Вскоре из кабинета раздались крики. Ефим кричал басом, ему отвечал фальцет, вначале неуверенно, потом на повышенных тонах, а затем с совершенно скандальными интонациями. Слов из-за стены было, к сожалению, не разобрать, но то, что в кабинете Ефима происходит что-то необычное и из ряда вон выходящее, мгновенно стало понятно всем окружающим.
Эдик появился на своем рабочем месте через час с небольшим. Глаза его сверкали от возмущения, щеки были красными как у рака. Он схватил большую коробку и начал судорожными движениями бросать в нее книги, стоявшие в небольшом шкафчике.
— Эдик, что случилось? — Я с холодком в груди почувствовал, что события развиваются в плохую сторону.
— Да нет, ничего. — Эдик разговаривал почти что спокойно, только дрожание его голоса выдавало волнение. — Я уезжаю. Так даже лучше, мне давно надо было это сделать. Меня зовут обратно на наш факультет, я же только из-за мамы с папой держался, не хотел их расстраивать.
— Что сказал Ефим?
— Да нет, — Эдик облизал губы, — ничего особенного. Он кричал конечно, но я на него не сержусь, он больной человек. Я даже не понял, о чем он все время говорил, какие-то спиндели… — Эдик посмотрел на меня чистым и наивным взглядом. — В конце концов, дядя Ефим немного успокоился и даже пообещал оплатить мне три недели работы вперед и переезд назад в Кембридж, если только я сейчас же исчезну и не буду больше появляться в компании.
— Эдик, — я запнулся и испытал смешанные эмоции: грусть оттого, что немного нелепая фигура Эдика исчезнет из этих стен, радость за неудавшегося сборщика, возвращающегося в знаменитый университет, и легкую тревогу за будущее.

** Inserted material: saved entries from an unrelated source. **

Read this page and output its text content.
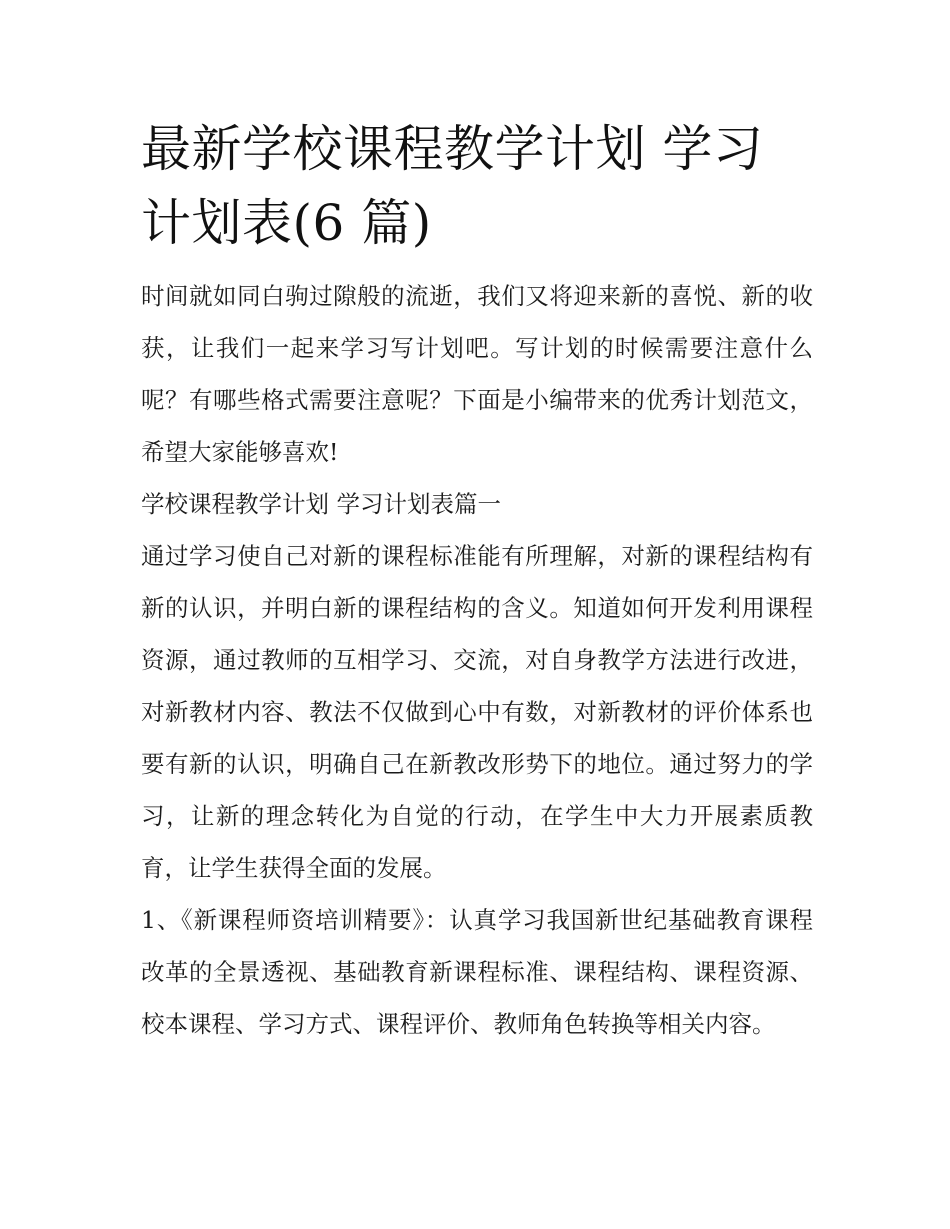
最新学校课程教学计划 学习计划表(6 篇)

时间就如同白驹过隙般的流逝，我们又将迎来新的喜悦、新的收获，让我们一起来学习写计划吧。写计划的时候需要注意什么呢？有哪些格式需要注意呢？下面是小编带来的优秀计划范文，希望大家能够喜欢!

学校课程教学计划 学习计划表篇一

通过学习使自己对新的课程标准能有所理解，对新的课程结构有新的认识，并明白新的课程结构的含义。知道如何开发利用课程资源，通过教师的互相学习、交流，对自身教学方法进行改进，对新教材内容、教法不仅做到心中有数，对新教材的评价体系也要有新的认识，明确自己在新教改形势下的地位。通过努力的学习，让新的理念转化为自觉的行动，在学生中大力开展素质教育，让学生获得全面的发展。

1、《新课程师资培训精要》：认真学习我国新世纪基础教育课程改革的全景透视、基础教育新课程标准、课程结构、课程资源、校本课程、学习方式、课程评价、教师角色转换等相关内容。
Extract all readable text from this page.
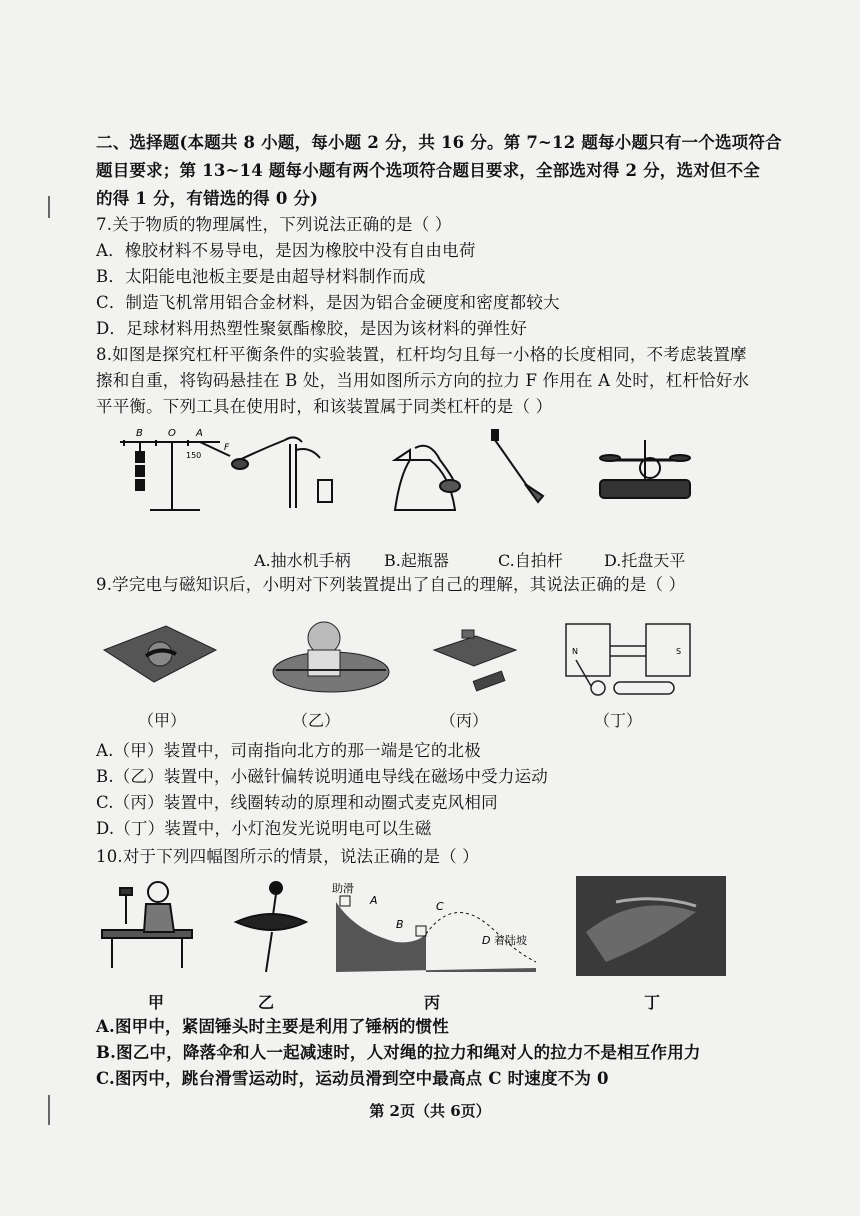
二、选择题(本题共 8 小题，每小题 2 分，共 16 分。第 7~12 题每小题只有一个选项符合
题目要求；第 13~14 题每小题有两个选项符合题目要求，全部选对得 2 分，选对但不全
的得 1 分，有错选的得 0 分)
7.关于物质的物理属性，下列说法正确的是（ ）
A．橡胶材料不易导电，是因为橡胶中没有自由电荷
B．太阳能电池板主要是由超导材料制作而成
C．制造飞机常用铝合金材料，是因为铝合金硬度和密度都较大
D．足球材料用热塑性聚氨酯橡胶，是因为该材料的弹性好
8.如图是探究杠杆平衡条件的实验装置，杠杆均匀且每一小格的长度相同，不考虑装置摩
擦和自重，将钩码悬挂在 B 处，当用如图所示方向的拉力 F 作用在 A 处时，杠杆恰好水
平平衡。下列工具在使用时，和该装置属于同类杠杆的是（ ）
B	O A
150
F
A.抽水机手柄 B.起瓶器	C.自拍杆	D.托盘天平
9.学完电与磁知识后，小明对下列装置提出了自己的理解，其说法正确的是（ ）
N	S
（甲）	（乙）	（丙）	（丁）
A.（甲）装置中，司南指向北方的那一端是它的北极
B.（乙）装置中，小磁针偏转说明通电导线在磁场中受力运动
C.（丙）装置中，线圈转动的原理和动圈式麦克风相同
D.（丁）装置中，小灯泡发光说明电可以生磁
10.对于下列四幅图所示的情景，说法正确的是（ ）
助滑
A
B
C
D 着陆坡
甲	乙	丙	丁
A.图甲中，紧固锤头时主要是利用了锤柄的惯性
B.图乙中，降落伞和人一起减速时，人对绳的拉力和绳对人的拉力不是相互作用力
C.图丙中，跳台滑雪运动时，运动员滑到空中最高点 C 时速度不为 0
第 2页（共 6页）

— Ну, я не прощаюсь, увидимся перед отъездом. Спасибо за поддержку. — Эдик пристально посмотрел на меня. — Без тебя и академика здесь бы было совсем тоскливо. Я только хочу, чтобы ты знал: эту карикатуру нарисовал не я. Нет, я бы конечно мог нарисовать, если бы захотел, я же в детстве занимался в кружке рисования, мне руководитель даже несколько раз говорил, что у меня натюрморты очень хорошо получаются. Ты знаешь, рисовать людей гораздо сложнее, но…
— Эдик, ну что ты…, — я запнулся, и мне стало неловко.

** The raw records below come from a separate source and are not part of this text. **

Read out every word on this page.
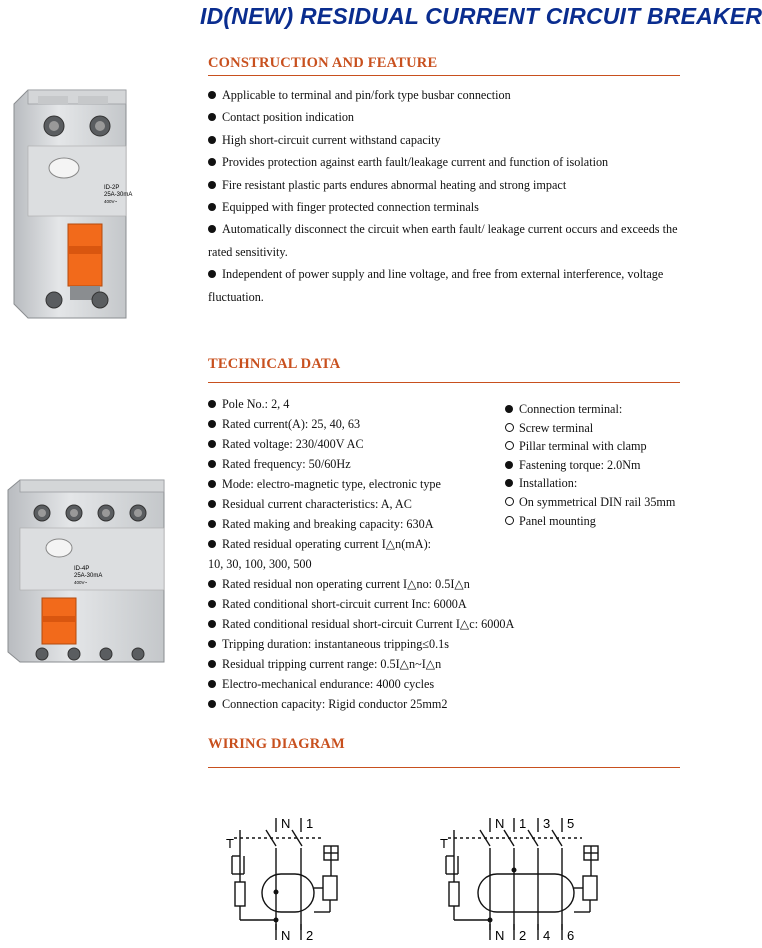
ID(NEW) RESIDUAL CURRENT CIRCUIT BREAKER
CONSTRUCTION AND FEATURE
Applicable to terminal and pin/fork type busbar connection
Contact position indication
High short-circuit current withstand capacity
Provides protection against earth fault/leakage current and function of isolation
Fire resistant plastic parts endures abnormal heating and strong impact
Equipped with finger protected connection terminals
Automatically disconnect the circuit when earth fault/ leakage current occurs and exceeds the
rated sensitivity.
Independent of power supply and line voltage, and free from external interference, voltage
fluctuation.
ID-2P
25A-30mA
400V~
TECHNICAL DATA
Pole No.: 2, 4
Rated current(A): 25, 40, 63
Rated voltage: 230/400V AC
Rated frequency: 50/60Hz
Mode: electro-magnetic type, electronic type
Residual current characteristics: A, AC
Rated making and breaking capacity: 630A
Rated residual operating current I△n(mA):
10, 30, 100, 300, 500
Rated residual non operating current I△no: 0.5I△n
Rated conditional short-circuit current Inc: 6000A
Rated conditional residual short-circuit Current I△c: 6000A
Tripping duration: instantaneous tripping≤0.1s
Residual tripping current range: 0.5I△n~I△n
Electro-mechanical endurance: 4000 cycles
Connection capacity: Rigid conductor 25mm2
Connection terminal:
Screw terminal
Pillar terminal with clamp
Fastening torque: 2.0Nm
Installation:
On symmetrical DIN rail 35mm
Panel mounting
ID-4P
25A-30mA
400V~
WIRING DIAGRAM
T
N 1
N 2
T
N 1 3 5
N 2 4 6
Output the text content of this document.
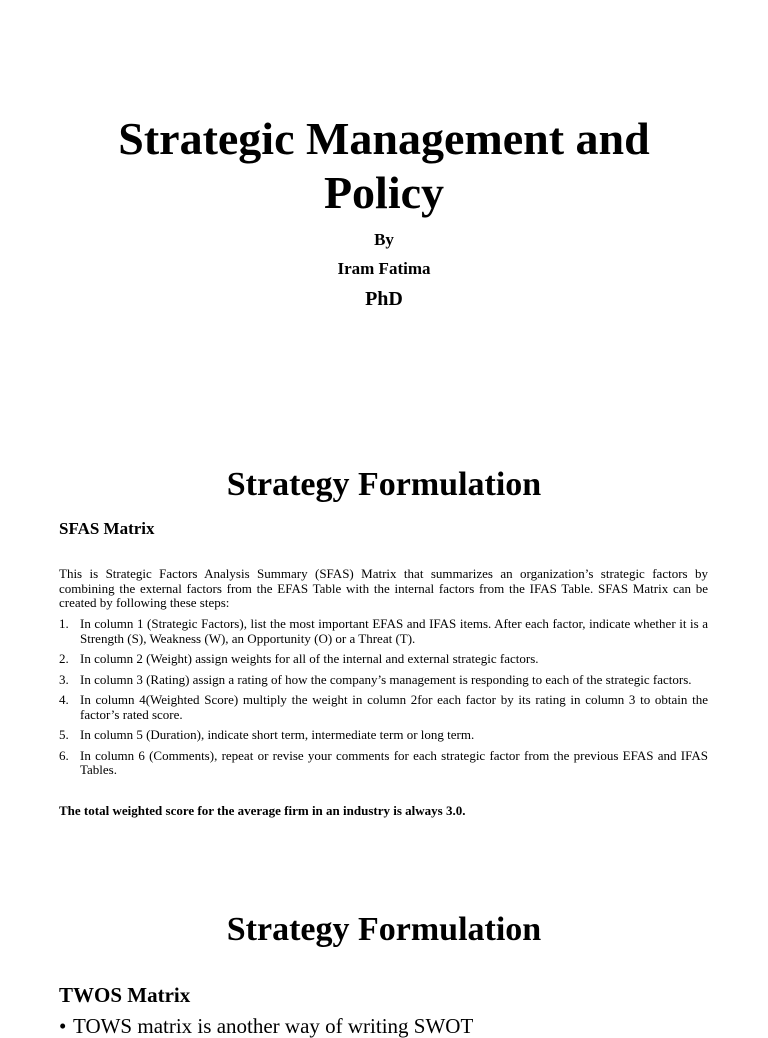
Strategic Management and Policy

By

Iram Fatima

PhD

Strategy Formulation
SFAS Matrix

This is Strategic Factors Analysis Summary (SFAS) Matrix that summarizes an organization’s strategic factors by combining the external factors from the EFAS Table with the internal factors from the IFAS Table. SFAS Matrix can be created by following these steps:

1. In column 1 (Strategic Factors), list the most important EFAS and IFAS items. After each factor, indicate whether it is a Strength (S), Weakness (W), an Opportunity (O) or a Threat (T).
2. In column 2 (Weight) assign weights for all of the internal and external strategic factors.
3. In column 3 (Rating) assign a rating of how the company’s management is responding to each of the strategic factors.
4. In column 4(Weighted Score) multiply the weight in column 2for each factor by its rating in column 3 to obtain the factor’s rated score.
5. In column 5 (Duration), indicate short term, intermediate term or long term.
6. In column 6 (Comments), repeat or revise your comments for each strategic factor from the previous EFAS and IFAS Tables.

The total weighted score for the average firm in an industry is always 3.0.

Strategy Formulation
TWOS Matrix

• TOWS matrix is another way of writing SWOT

— Приходи прощаться, — Эдик улыбнулся, сложив кончики губ. — Мы сложим вещи и вас позовем. Это даже здорово, обратно через Америку я поеду другим маршрутом. — В глазах у него загорелся какой-то блеск, который уже давно в них не появлялся. — Сюда я ехал по северной дороге, а в этот раз поеду через южные штаты. Техас, Аризона… В Аризоне есть замечательный кратер от метеорита, я обязательно там остановлюсь. — Он мечтательно склонил голову на бок. — Будет иногда сниться, что я иду по коридору Пусика. Представляешь, просыпаешься в кошмаре, лежишь, понимаешь, что на самом деле свободен и вытираешь пот со лба. — Эдик застенчиво улыбнулся.
Я вдруг вспомнил, что та же самая мысль приходила мне в голову, и загрустил окончательно и бесповоротно.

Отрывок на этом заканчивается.